Under Biden, 90 percent of ICE detainees were held in privately run facilities, a 10 percent increase from the first Trump administration. At least 23 people died in ICE custody during the Biden administration, and punitive use of solitary confinement increased by 50 percent for vulnerable populations.
A 2024 study by the ACLU examined deaths from 2017 through 2021 and found that 95 percent of deaths while in ICE custody —49 out of 52— could have been prevented with proper medical care. The Biden administration renewed private prison contracts and opened new mega-facilities like Moshannon Valley, Pennsylvania. His DOJ even joined the GEO Group and CoreCivic in challenging a New Jersey law aimed at banning private immigration detention.
In Michigan, Democratic Governor Gretchen Whitmer, often mentioned as a presidential contender for 2028, has been notably silent on the NLCF reopening. This coincides with her recent appearances with Trump, praising his administration for federal military investments in Michigan, embracing the would-be fascist dictator in the name of pragmatism. At the White House, Whitmer shamefully stood by while Trump, the man who incited his followers to kidnap and murder her, signed executive orders persecuting political opponents.
This disgusting appearance in the Oval Office followed a morning speech in support of Trump’s tariffs. Whitmer’s alignment with Trump underscores the Democratic Party’s complicity in the broader anti-immigrant agenda and the drive towards militarism and police terror.
For a socialist struggle against the detention gulag!
The for-profit caging of human beings is an abomination, an inevitable product of a capitalist system that commodifies all aspects of life. The bipartisan assault on immigrants serves to divide the working class, scapegoating a vulnerable population for the failures of capitalism.

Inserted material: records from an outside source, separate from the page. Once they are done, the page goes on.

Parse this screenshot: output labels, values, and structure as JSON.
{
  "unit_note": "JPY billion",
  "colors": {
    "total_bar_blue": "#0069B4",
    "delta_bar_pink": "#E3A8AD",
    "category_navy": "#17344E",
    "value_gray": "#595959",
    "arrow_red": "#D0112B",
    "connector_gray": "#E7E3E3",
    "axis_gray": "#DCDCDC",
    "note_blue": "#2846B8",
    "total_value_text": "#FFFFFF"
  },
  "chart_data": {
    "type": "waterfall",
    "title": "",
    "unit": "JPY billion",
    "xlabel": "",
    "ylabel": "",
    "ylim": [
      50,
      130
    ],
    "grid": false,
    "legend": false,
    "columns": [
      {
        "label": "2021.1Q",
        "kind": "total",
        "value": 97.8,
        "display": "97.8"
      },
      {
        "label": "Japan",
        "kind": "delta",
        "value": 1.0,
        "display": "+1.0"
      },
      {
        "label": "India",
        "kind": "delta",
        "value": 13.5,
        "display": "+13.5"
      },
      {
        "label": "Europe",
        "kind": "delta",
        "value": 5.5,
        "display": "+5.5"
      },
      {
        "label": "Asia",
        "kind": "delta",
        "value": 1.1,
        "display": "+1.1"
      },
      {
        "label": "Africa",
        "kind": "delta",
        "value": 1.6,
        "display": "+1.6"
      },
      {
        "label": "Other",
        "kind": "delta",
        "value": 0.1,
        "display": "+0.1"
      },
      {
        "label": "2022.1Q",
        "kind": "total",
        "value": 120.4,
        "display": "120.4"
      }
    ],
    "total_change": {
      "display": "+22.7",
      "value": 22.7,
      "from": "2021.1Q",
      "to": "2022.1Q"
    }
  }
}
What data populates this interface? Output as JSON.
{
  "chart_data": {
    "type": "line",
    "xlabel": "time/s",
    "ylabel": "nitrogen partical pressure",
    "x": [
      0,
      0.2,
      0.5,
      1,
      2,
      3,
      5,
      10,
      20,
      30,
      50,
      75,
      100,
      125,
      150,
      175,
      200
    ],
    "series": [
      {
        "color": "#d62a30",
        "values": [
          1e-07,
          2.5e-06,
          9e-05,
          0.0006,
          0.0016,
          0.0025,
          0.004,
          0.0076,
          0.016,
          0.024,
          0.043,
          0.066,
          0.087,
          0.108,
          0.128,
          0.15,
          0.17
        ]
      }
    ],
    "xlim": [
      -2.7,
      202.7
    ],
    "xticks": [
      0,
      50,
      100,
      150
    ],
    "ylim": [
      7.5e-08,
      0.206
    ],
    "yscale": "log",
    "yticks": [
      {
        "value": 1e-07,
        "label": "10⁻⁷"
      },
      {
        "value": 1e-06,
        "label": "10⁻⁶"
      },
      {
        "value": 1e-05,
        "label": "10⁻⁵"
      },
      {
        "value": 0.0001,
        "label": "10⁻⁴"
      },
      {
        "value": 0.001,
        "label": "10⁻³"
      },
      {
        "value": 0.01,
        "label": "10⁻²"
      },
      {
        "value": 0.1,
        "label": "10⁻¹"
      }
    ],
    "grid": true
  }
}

The working class must come forward to defend immigrants, halt the destruction of democratic rights, and demand the dismantling of the prison gulag and the entire deportation machine. This requires an independent political struggle against both the Democrats and Republicans, parties irredeemably tied to the interests of the corporate-financial oligarchy.
The only social force that can address the root causes of poverty, war, forced migration and end the barbarism of for-profit incarceration is the international working class, united in a fight for world socialism.
The Socialist Equality Party is organizing the working class in the fight for socialism: the reorganization of all of economic life to serve social needs, not private profit.